Thanks for taking a look...

allanmac1 · ‎01-06-2017

It seems to me that GEN might benefit more from detecting "subgroup uniform" values than other architectures because of its unique register file architecture and instruction set.

Are there are any GEN idioms that you've discovered that nudge/help the compiler so it's able to determine that variables used by a subgroup are actually scalars (subgroup uniform)?

For example, would an idiom like this:

kernel foo(...)
{
  uint const sg_id = get_sub_group_id();

  if (sg_id == get_sub_group_id())
  {
    // rest of kernel
  }
}

or an idiom like this (perhaps better):

kernel foo(...)
{
  if (sub_group_all(true))
  {
    // rest of kernel
  }
}

... help the compiler determine that the subgroups are running "in isolation" and therefore any future function involving get_sub_group_id() (or similar) would be uniform?

I suspect this hasn't been implemented but it might be a useful idiom for both performance and reducing register pressure.

Jeffrey_M_Intel1 · ‎01-10-2017

So far I have not been able to find anything that exactly fits.

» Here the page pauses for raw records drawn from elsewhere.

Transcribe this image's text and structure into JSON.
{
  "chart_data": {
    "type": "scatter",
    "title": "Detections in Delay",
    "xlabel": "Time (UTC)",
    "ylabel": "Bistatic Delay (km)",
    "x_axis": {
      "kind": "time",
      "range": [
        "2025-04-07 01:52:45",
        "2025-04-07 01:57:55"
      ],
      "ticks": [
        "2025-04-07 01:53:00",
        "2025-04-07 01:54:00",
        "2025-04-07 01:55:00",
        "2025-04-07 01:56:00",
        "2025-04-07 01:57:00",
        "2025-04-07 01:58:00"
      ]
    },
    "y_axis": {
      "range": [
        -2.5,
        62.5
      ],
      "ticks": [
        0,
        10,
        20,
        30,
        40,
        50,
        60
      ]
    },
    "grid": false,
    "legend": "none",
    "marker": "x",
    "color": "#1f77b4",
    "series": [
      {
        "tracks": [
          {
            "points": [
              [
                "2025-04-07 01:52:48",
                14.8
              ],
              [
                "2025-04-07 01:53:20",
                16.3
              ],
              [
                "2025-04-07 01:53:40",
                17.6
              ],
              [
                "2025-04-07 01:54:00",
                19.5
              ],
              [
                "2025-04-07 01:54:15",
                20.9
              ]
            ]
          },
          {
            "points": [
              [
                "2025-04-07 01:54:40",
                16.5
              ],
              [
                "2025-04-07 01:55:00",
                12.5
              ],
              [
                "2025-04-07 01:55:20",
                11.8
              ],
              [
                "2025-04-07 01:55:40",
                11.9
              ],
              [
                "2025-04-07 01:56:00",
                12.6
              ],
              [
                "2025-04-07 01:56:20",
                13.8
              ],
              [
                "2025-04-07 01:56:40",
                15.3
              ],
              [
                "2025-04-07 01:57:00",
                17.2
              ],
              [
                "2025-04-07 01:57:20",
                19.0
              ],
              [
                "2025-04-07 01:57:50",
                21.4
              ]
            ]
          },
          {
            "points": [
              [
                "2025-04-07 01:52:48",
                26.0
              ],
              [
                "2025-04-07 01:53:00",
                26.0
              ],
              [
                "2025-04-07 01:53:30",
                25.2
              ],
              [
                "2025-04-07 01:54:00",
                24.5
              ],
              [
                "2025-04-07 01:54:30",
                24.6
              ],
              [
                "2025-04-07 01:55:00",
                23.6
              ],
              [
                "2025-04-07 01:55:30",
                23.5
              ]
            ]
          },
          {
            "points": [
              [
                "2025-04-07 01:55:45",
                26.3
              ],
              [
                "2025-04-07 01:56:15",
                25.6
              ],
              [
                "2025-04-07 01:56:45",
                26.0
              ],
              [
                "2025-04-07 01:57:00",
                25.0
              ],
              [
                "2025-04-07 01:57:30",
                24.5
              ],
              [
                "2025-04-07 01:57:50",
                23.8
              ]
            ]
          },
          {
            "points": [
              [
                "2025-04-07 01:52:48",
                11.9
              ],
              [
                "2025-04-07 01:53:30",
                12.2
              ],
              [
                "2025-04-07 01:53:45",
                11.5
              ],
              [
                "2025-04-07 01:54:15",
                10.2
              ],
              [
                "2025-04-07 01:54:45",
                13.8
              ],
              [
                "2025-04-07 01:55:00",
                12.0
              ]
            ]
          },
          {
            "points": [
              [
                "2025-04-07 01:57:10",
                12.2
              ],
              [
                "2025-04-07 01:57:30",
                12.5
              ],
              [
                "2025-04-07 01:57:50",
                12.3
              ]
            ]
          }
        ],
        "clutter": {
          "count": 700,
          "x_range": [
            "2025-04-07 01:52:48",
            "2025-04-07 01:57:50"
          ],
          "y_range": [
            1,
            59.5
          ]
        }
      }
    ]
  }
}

However, we will keep this in mind for future documentation and features.

For now, would it help at all to set up "subgroup uniform" values using SLM or possibly images to take advantage of hardware shared within subgroups?

allanmac1 · ‎01-11-2017

Thanks for taking a look...

My workaround is to simply launch subgroup-wide workgroups (in this case 8 item workgroups).

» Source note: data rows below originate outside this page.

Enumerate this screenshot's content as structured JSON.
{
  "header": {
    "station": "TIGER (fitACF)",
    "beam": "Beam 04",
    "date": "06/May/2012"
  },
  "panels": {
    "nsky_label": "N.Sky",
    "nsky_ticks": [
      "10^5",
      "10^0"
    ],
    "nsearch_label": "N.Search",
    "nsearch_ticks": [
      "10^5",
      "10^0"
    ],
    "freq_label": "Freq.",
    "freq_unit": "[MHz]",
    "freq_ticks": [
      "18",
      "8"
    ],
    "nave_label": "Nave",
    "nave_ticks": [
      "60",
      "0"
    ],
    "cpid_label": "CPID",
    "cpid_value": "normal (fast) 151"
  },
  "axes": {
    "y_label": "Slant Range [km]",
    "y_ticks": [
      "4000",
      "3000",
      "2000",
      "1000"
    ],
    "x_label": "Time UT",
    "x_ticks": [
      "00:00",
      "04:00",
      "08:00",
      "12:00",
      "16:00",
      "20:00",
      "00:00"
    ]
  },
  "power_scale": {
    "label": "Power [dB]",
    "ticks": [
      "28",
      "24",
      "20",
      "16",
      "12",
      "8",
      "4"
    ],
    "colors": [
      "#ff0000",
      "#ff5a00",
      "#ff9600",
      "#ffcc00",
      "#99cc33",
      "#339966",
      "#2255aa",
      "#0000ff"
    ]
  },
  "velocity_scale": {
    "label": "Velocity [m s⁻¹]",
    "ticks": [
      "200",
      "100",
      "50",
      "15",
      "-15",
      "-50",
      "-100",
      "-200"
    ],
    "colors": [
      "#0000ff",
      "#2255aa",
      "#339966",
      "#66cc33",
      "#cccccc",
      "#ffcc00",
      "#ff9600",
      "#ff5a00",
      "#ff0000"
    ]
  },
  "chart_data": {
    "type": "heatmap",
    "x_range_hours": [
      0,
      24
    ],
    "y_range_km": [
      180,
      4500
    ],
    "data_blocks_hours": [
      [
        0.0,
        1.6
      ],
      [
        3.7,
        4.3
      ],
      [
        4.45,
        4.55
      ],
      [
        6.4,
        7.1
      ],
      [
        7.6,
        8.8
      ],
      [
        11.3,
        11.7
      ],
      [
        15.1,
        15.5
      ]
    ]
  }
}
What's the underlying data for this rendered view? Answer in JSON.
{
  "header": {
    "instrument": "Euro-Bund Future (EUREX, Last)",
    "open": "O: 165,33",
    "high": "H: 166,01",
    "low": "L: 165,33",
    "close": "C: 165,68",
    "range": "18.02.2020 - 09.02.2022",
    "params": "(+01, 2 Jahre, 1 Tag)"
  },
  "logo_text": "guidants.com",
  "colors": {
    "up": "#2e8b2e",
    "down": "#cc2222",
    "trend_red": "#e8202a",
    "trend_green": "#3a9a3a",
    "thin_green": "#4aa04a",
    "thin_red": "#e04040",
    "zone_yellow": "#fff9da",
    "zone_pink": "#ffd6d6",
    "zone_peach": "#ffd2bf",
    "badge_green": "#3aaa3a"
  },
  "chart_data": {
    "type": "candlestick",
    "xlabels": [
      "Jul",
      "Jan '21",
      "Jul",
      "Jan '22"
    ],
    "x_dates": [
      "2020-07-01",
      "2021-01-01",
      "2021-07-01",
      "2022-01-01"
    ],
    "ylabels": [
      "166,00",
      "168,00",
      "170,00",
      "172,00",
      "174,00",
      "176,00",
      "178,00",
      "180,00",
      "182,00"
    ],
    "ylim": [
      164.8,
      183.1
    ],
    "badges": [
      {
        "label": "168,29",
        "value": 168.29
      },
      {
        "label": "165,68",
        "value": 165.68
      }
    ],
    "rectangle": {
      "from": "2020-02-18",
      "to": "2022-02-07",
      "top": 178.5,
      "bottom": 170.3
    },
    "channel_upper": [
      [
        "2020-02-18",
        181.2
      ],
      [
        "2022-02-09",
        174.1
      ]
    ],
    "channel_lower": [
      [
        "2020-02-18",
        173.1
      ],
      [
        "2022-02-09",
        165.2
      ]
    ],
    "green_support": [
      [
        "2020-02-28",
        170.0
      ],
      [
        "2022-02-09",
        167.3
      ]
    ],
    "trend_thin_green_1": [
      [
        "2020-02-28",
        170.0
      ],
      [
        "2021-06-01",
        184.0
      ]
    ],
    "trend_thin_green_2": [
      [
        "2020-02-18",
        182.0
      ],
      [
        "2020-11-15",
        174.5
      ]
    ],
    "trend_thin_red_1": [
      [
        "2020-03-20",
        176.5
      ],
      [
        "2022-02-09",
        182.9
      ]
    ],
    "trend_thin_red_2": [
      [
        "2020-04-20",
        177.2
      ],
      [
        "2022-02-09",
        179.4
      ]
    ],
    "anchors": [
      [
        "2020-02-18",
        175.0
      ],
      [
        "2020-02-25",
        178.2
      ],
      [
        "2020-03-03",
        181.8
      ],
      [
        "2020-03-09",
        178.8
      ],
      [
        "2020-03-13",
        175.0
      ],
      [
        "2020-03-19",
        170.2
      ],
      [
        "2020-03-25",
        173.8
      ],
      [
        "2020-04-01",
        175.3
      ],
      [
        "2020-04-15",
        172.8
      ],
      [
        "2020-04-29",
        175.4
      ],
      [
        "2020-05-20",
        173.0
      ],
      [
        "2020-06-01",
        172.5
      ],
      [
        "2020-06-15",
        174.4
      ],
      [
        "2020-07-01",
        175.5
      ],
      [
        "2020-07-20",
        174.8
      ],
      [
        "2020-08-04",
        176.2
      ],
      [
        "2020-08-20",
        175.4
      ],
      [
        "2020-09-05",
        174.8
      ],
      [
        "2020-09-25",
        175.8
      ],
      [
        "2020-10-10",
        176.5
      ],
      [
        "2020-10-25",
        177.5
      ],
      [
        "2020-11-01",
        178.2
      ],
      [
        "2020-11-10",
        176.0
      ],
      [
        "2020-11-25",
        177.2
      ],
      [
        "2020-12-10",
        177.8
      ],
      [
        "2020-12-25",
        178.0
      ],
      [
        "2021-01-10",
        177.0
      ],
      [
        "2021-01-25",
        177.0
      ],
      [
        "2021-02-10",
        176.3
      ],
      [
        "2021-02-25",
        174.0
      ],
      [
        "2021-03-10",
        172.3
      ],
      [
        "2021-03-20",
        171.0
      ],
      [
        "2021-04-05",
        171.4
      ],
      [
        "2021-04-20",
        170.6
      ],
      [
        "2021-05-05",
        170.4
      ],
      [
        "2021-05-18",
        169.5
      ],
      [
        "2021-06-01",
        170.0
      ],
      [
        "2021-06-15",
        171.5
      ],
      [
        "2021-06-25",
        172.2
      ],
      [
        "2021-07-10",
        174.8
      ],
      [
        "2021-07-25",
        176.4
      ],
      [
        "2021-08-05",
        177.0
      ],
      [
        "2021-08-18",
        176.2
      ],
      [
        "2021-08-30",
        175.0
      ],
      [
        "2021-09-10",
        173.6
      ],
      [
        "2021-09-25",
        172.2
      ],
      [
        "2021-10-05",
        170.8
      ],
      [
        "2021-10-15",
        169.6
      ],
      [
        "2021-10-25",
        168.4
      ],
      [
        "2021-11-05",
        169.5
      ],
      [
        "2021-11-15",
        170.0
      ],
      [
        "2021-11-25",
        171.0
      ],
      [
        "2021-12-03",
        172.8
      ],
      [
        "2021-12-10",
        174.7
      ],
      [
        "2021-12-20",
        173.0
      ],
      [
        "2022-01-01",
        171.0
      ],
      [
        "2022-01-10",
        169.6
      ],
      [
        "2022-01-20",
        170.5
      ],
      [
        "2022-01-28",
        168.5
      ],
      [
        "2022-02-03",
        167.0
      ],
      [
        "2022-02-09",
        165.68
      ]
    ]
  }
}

That works really well on Skylake... but this might not be a long term solution and because of the local mem granularity rules, I'm unable to exploit all 64KB of local mem per subslice.

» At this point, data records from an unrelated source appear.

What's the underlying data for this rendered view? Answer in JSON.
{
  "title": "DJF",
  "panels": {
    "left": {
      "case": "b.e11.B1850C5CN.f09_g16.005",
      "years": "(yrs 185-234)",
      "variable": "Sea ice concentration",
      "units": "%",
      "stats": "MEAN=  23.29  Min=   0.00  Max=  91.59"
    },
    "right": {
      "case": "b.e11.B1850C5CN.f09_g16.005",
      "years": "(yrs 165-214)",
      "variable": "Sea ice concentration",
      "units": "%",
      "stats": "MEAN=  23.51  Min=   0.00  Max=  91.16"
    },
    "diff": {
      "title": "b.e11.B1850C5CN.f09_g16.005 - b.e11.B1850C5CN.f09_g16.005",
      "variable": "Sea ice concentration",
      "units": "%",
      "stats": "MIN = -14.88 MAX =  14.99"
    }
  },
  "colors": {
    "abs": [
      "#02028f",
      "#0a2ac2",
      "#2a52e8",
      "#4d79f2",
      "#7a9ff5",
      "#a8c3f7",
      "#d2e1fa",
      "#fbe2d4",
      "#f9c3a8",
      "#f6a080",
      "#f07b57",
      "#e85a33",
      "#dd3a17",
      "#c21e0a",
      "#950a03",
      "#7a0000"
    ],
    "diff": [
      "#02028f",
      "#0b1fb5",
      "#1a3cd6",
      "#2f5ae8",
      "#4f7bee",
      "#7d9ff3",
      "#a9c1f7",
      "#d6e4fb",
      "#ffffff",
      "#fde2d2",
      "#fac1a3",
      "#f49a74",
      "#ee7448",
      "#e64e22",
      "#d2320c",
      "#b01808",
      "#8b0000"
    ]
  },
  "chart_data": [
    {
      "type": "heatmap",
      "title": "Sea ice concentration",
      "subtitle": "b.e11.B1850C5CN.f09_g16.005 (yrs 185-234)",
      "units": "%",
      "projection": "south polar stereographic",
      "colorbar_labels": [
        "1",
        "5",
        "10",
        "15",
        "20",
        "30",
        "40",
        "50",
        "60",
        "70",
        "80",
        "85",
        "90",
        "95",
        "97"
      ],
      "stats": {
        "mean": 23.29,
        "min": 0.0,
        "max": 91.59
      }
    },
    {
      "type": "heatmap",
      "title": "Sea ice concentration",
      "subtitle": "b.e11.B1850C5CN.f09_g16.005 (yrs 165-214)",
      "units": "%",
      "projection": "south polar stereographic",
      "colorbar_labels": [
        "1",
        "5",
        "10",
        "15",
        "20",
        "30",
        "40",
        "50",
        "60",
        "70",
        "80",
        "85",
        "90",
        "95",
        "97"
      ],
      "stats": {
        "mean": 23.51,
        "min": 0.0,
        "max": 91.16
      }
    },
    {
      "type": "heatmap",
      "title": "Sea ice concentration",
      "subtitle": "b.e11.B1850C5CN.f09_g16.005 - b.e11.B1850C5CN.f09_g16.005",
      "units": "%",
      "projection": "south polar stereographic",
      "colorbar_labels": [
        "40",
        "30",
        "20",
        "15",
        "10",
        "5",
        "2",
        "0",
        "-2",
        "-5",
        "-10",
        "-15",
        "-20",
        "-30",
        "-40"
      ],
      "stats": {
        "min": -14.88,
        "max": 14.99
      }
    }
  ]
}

I would rather launch two workgroups with 28 SIMD8 subgroups each and have each subgroup obtain access to ~1700 bytes of local memory and let each subgroup run independently.

Bouncing data through SLM to help indicate uniformity is an option but I still think the code generation couldn't possibly be as good as actually knowing that a sequence is subgroup isolated.

You could always provide us a GEN assembler! :)

Is there any GEN-friendly idiom for communicating subgroup uniformity?